Let the record show that Villa was a veteran in demand, coming off a Ruidoso Downs meet during which he finished second in the Thoroughbred standings. He had a choice last Saturday of where to ride, but instead of heading to Albuquerque for a $40,000 futurity, Villa stayed at Zia Park for the promising Separate Money. Two races earlier, Villa won the third of five qualifiers with Bf Sonic Boom.

Throughout their 11 years of marriage, it was Krystal Villa’s custom to be at the races to watch her husband ride. This was not a foreign concept, since she was basically raised at the racetrack by her mother, Phoenix-based trainer Debi Ferguson. Last Saturday, however, Krystal, who is 33, decided not to make the four-hour drive to Zia Park from their home near El Paso.

“Thank God,” Krystal said earlier on Friday in Phoenix, as she prepared for the afternoon’s ceremony. “I told myself at first I should have been there. But looking back, I know I would have lived it over and over. I would have never gotten it out of my mind.”

Villa’s death comes on the heels of paralyzing injuries to jockeys Tad Leggett and Michael Martinez, names that were very much on Krystal Villa’s mind.

“We’d talked about serious injuries,” Krystal said. “We talked about that day he couldn’t ride anymore. But I can’t even say this is my worst nightmare, because we never, ever talked about anything like this.

“I used to say that I never feared for him going down. He was just so good at his job. But then you have kids, and you start to worry about it. The last couple months I’ve been more fearful, just because of Tad Leggett and Michael Martinez, jockeys who’ve been getting such severe injuries. But I never voiced those fears with him, because he never voiced them to me.

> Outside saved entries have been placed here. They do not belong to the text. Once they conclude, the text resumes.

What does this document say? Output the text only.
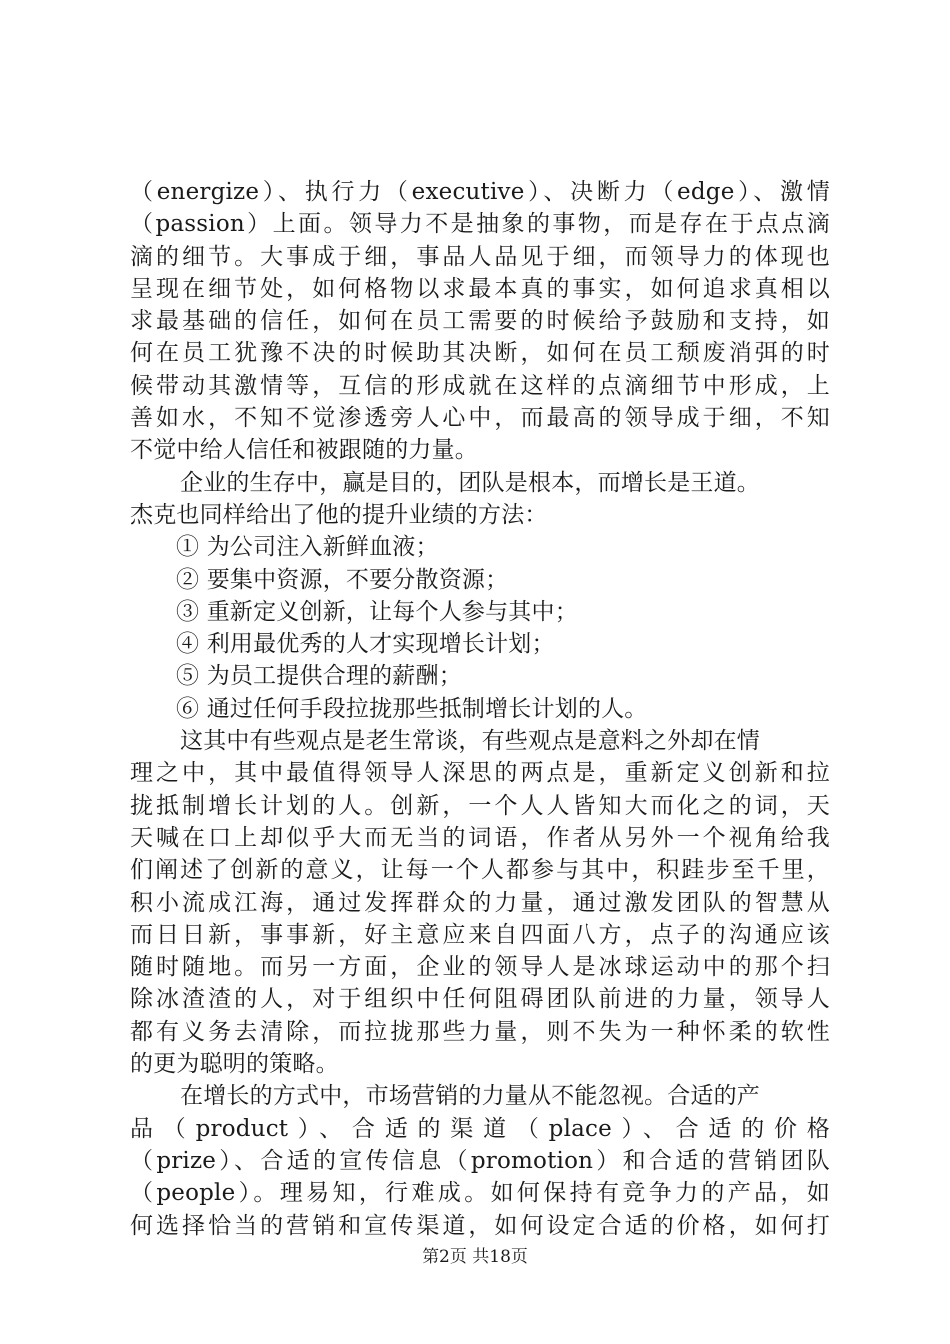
（energize）、执行力（executive）、决断力（edge）、激情
（passion）上面。领导力不是抽象的事物，而是存在于点点滴
滴的细节。大事成于细，事品人品见于细，而领导力的体现也
呈现在细节处，如何格物以求最本真的事实，如何追求真相以
求最基础的信任，如何在员工需要的时候给予鼓励和支持，如
何在员工犹豫不决的时候助其决断，如何在员工颓废消弭的时
候带动其激情等，互信的形成就在这样的点滴细节中形成，上
善如水，不知不觉渗透旁人心中，而最高的领导成于细，不知
不觉中给人信任和被跟随的力量。
企业的生存中，赢是目的，团队是根本，而增长是王道。
杰克也同样给出了他的提升业绩的方法：
① 为公司注入新鲜血液；
② 要集中资源，不要分散资源；
③ 重新定义创新，让每个人参与其中；
④ 利用最优秀的人才实现增长计划；
⑤ 为员工提供合理的薪酬；
⑥ 通过任何手段拉拢那些抵制增长计划的人。
这其中有些观点是老生常谈，有些观点是意料之外却在情
理之中，其中最值得领导人深思的两点是，重新定义创新和拉
拢抵制增长计划的人。创新，一个人人皆知大而化之的词，天
天喊在口上却似乎大而无当的词语，作者从另外一个视角给我
们阐述了创新的意义，让每一个人都参与其中，积跬步至千里，
积小流成江海，通过发挥群众的力量，通过激发团队的智慧从
而日日新，事事新，好主意应来自四面八方，点子的沟通应该
随时随地。而另一方面，企业的领导人是冰球运动中的那个扫
除冰渣渣的人，对于组织中任何阻碍团队前进的力量，领导人
都有义务去清除，而拉拢那些力量，则不失为一种怀柔的软性
的更为聪明的策略。
在增长的方式中，市场营销的力量从不能忽视。合适的产
品（product）、合适的渠道（place）、合适的价格
（prize）、合适的宣传信息（promotion）和合适的营销团队
（people）。理易知，行难成。如何保持有竞争力的产品，如
何选择恰当的营销和宣传渠道，如何设定合适的价格，如何打
第2页 共18页
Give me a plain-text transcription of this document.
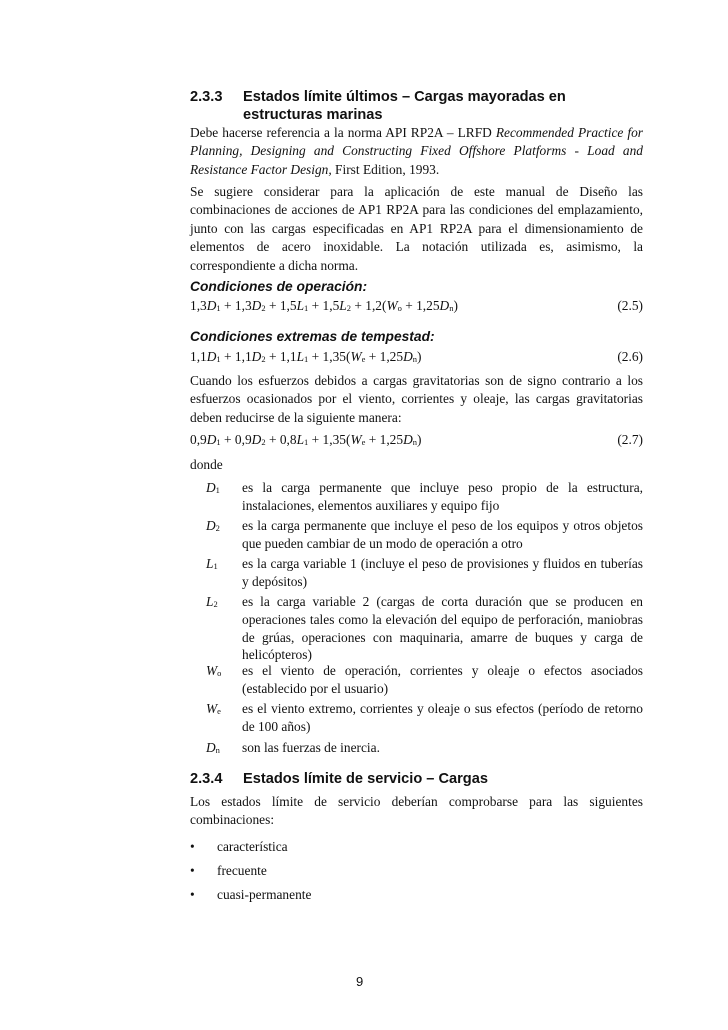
2.3.3	Estados límite últimos – Cargas mayoradas en estructuras marinas

Debe hacerse referencia a la norma API RP2A – LRFD Recommended Practice for Planning, Designing and Constructing Fixed Offshore Platforms - Load and Resistance Factor Design, First Edition, 1993.

Se sugiere considerar para la aplicación de este manual de Diseño las combinaciones de acciones de AP1 RP2A para las condiciones del emplazamiento, junto con las cargas especificadas en AP1 RP2A para el dimensionamiento de elementos de acero inoxidable. La notación utilizada es, asimismo, la correspondiente a dicha norma.

Condiciones de operación:
$1,3D_1 + 1,3D_2 + 1,5L_1 + 1,5L_2 + 1,2(W_o + 1,25D_n)$	(2.5)
Condiciones extremas de tempestad:
$1,1D_1 + 1,1D_2 + 1,1L_1 + 1,35(W_e + 1,25D_n)$	(2.6)

Cuando los esfuerzos debidos a cargas gravitatorias son de signo contrario a los esfuerzos ocasionados por el viento, corrientes y oleaje, las cargas gravitatorias deben reducirse de la siguiente manera:

$0,9D_1 + 0,9D_2 + 0,8L_1 + 1,35(W_e + 1,25D_n)$	(2.7)
donde
$D_1$	es la carga permanente que incluye peso propio de la estructura, instalaciones, elementos auxiliares y equipo fijo
$D_2$	es la carga permanente que incluye el peso de los equipos y otros objetos que pueden cambiar de un modo de operación a otro
$L_1$	es la carga variable 1 (incluye el peso de provisiones y fluidos en tuberías y depósitos)
$L_2$	es la carga variable 2 (cargas de corta duración que se producen en operaciones tales como la elevación del equipo de perforación, maniobras de grúas, operaciones con maquinaria, amarre de buques y carga de helicópteros)
$W_o$	es el viento de operación, corrientes y oleaje o efectos asociados (establecido por el usuario)
$W_e$	es el viento extremo, corrientes y oleaje o sus efectos (período de retorno de 100 años)
$D_n$	son las fuerzas de inercia.
2.3.4	Estados límite de servicio – Cargas

Los estados límite de servicio deberían comprobarse para las siguientes combinaciones:

•	característica
•	frecuente
•	cuasi-permanente
9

“He would comment that when some riders went down they would come back a little afraid, and that you should never ride if you’re afraid,” Krystal went on. “But I don’t know that he even had such things in the back of his mind. There’s nothing he loved more than his children, his family. But he loved riding to the core. Being a jockey was not just his career. It was him.”

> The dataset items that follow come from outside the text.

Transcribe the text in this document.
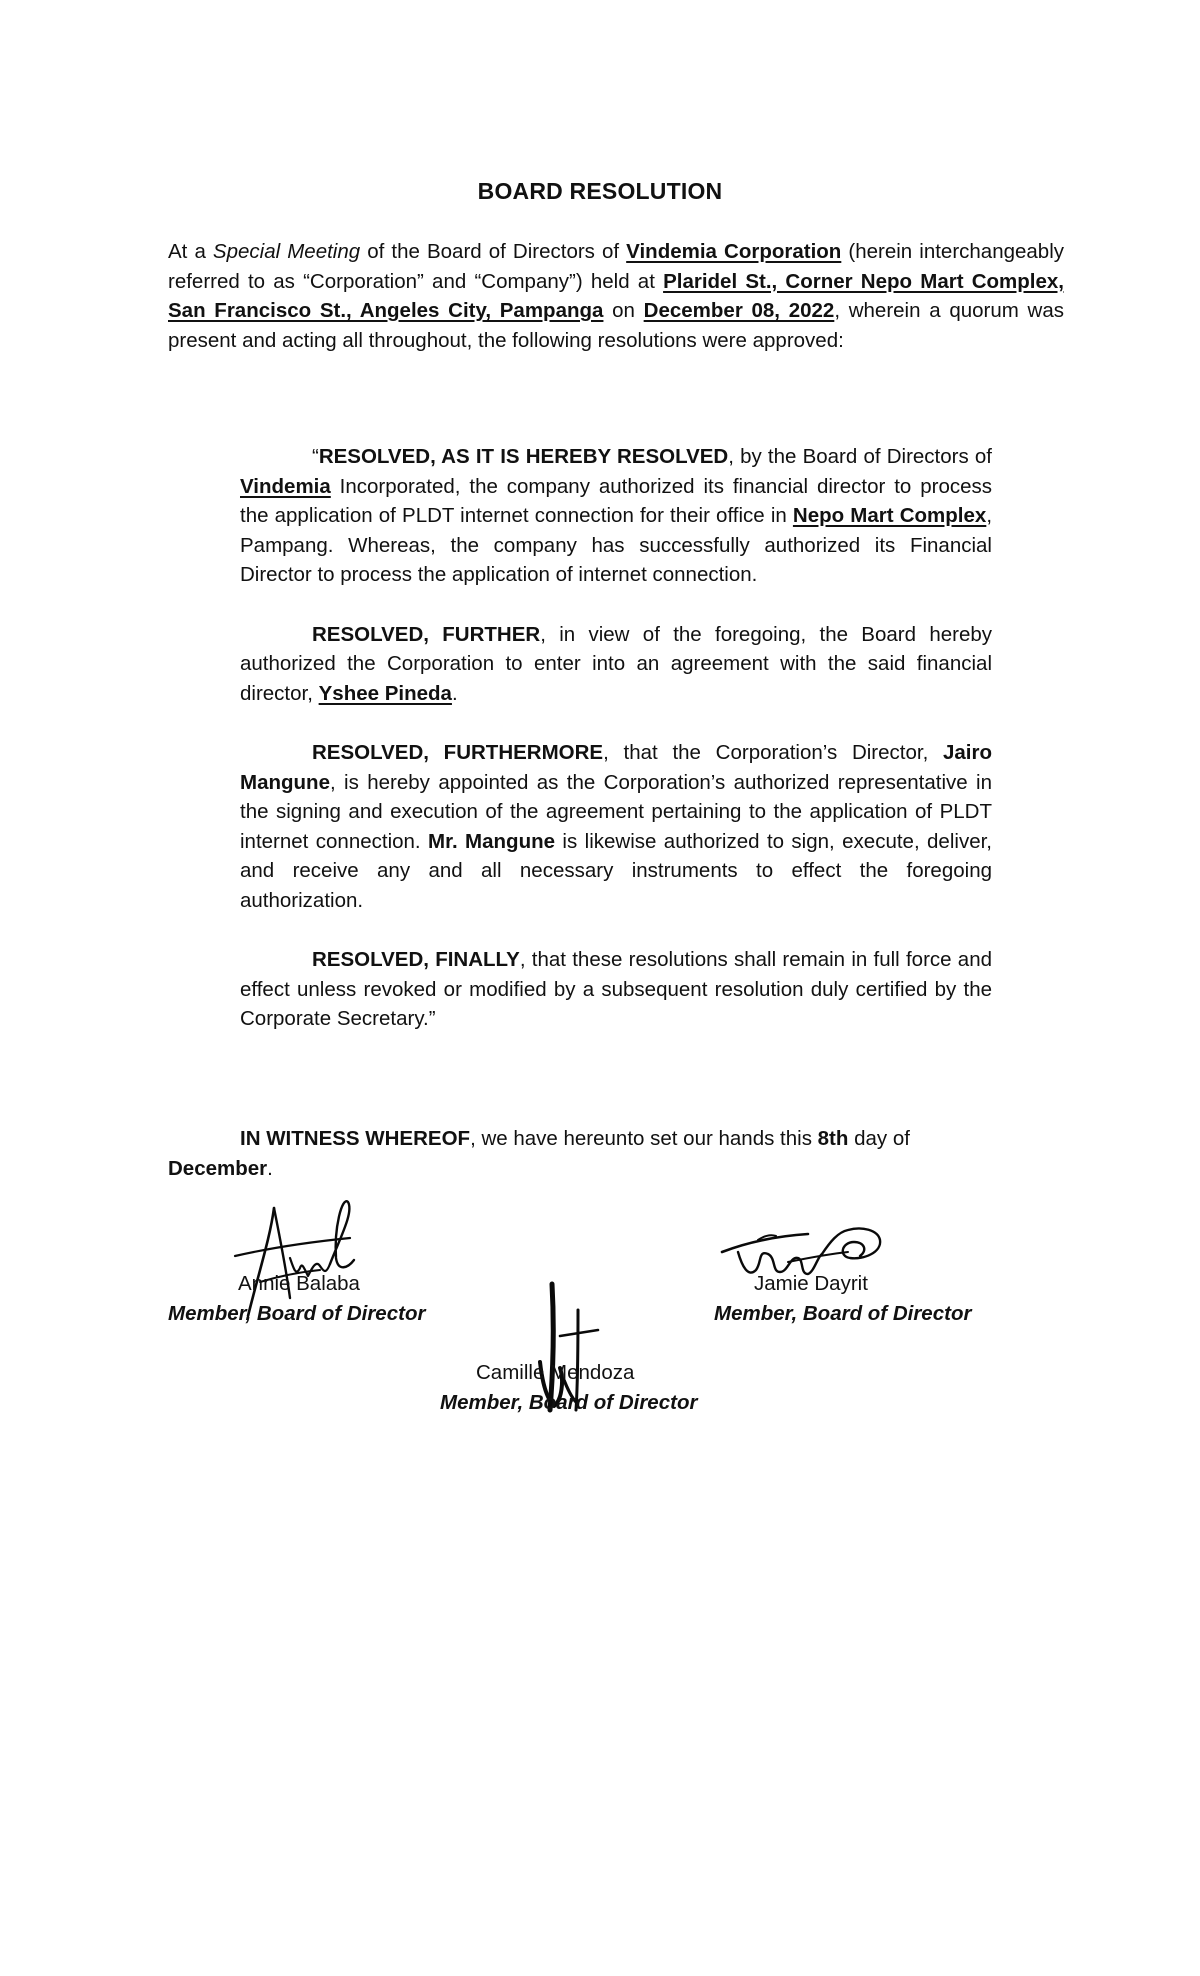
BOARD RESOLUTION
At a Special Meeting of the Board of Directors of Vindemia Corporation (herein interchangeably referred to as “Corporation” and “Company”) held at Plaridel St., Corner Nepo Mart Complex, San Francisco St., Angeles City, Pampanga on December 08, 2022, wherein a quorum was present and acting all throughout, the following resolutions were approved:

“RESOLVED, AS IT IS HEREBY RESOLVED, by the Board of Directors of Vindemia Incorporated, the company authorized its financial director to process the application of PLDT internet connection for their office in Nepo Mart Complex, Pampang. Whereas, the company has successfully authorized its Financial Director to process the application of internet connection.

RESOLVED, FURTHER, in view of the foregoing, the Board hereby authorized the Corporation to enter into an agreement with the said financial director, Yshee Pineda.

RESOLVED, FURTHERMORE, that the Corporation’s Director, Jairo Mangune, is hereby appointed as the Corporation’s authorized representative in the signing and execution of the agreement pertaining to the application of PLDT internet connection. Mr. Mangune is likewise authorized to sign, execute, deliver, and receive any and all necessary instruments to effect the foregoing authorization.

RESOLVED, FINALLY, that these resolutions shall remain in full force and effect unless revoked or modified by a subsequent resolution duly certified by the Corporate Secretary.”

IN WITNESS WHEREOF, we have hereunto set our hands this 8th day of
December.
Annie Balaba
Member, Board of Director
Jamie Dayrit
Member, Board of Director
Camille Mendoza
Member, Board of Director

The younger version of Mark Villa also was known as a party animal, a fact not lost on Krystal when they met in the summer of 1996.

“It was August,” she recalled. “He asked me out the very night I met him. He thought he was quite the ladies’ man, and he was a lot of fun. When he asked me to marry him it seemed like kind of a joke. He wasn’t on his knee or anything sincere like that. But he wasn’t kidding. I never thought I’d spend my life with him, but I was so thankful God gave him to me. Mark had led quite the life. But he was not the man he once was. He had become the perfect person for me and the kids.”

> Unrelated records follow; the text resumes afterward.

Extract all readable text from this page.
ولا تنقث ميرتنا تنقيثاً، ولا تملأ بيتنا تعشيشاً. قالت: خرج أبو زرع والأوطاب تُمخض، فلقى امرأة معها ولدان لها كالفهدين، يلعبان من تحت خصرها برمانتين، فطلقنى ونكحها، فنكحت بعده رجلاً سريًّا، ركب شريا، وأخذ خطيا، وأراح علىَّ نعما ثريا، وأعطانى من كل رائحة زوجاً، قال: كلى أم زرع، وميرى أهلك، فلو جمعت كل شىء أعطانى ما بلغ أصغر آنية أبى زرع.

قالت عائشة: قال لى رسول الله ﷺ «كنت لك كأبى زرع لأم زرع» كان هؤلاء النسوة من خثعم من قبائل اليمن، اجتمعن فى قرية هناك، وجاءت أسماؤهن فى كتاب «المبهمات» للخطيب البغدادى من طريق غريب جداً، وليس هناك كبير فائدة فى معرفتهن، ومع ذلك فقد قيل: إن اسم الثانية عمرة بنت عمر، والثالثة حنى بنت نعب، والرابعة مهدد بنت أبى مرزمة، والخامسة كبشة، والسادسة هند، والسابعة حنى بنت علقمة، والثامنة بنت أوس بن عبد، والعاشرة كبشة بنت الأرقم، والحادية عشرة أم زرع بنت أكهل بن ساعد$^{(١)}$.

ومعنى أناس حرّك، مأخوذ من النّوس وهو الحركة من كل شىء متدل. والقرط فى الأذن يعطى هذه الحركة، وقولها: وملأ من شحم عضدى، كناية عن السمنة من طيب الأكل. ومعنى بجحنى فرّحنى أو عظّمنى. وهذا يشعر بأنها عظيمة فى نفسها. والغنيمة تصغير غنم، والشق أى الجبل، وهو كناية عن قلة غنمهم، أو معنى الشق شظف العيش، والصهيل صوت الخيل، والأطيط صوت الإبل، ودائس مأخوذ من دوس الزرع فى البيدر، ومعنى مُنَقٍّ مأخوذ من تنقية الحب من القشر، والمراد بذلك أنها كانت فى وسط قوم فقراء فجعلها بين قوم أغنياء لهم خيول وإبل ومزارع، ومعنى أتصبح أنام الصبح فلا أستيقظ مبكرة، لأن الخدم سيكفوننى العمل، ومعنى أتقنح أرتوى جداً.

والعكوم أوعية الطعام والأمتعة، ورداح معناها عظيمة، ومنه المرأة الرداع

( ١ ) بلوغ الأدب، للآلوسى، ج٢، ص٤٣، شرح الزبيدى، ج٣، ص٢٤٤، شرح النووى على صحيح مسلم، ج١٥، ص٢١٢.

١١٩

They were married on May 11, 1999.

Villa stood 5-foot-6 and fought weight throughout his riding life. He was credited with 1,726 winners, of those 1,076 aboard Thoroughbreds.

“It always amazed me, to see him on a horse, always on his belly,” Krystal said. “It takes a lot of strength to ride like that, as tall as he was. And if you asked him which he liked better – Thoroughbreds or Quarter Horses – he couldn’t say. He liked the speed of the Quarter Horse, but he had the hands for a Thoroughbred.”

At the time of his death, Villa was still riding with a rod in his leg from a broken tibia, sustained in January of 2004, while Krystal was pregnant.

“We’d had some medical help, because the doctors thought Mark’s years being in the box had an affect on his reproductive capabilities,” Krystal said. “And they told me I had a 50-50 chance to have twins, but it never really occurred to us it would happen. We were waiting for our first ultrasound and looked at a picture on the wall, of what twins looked like. Then they showed us ours, and it was the same picture. The reality didn’t hit Mark for about an hour.”

Olivia and Garrett Villa were at their mother’s side for the Turf Paradise ceremony, as they would be for a more formal memorial service in Phoenix next Wednesday.

“My daughter understands what happened, and she has some really tough moments,” Krystal said. “My son is developmentally delayed, and he knows that his daddy is gone, and that he’s in heaven. But I’m not sure he understands that he won’t be back. I’m having a tough time coming to grips with it. Mark was my whole world. But to be frank, my children need me, so I have to go on.”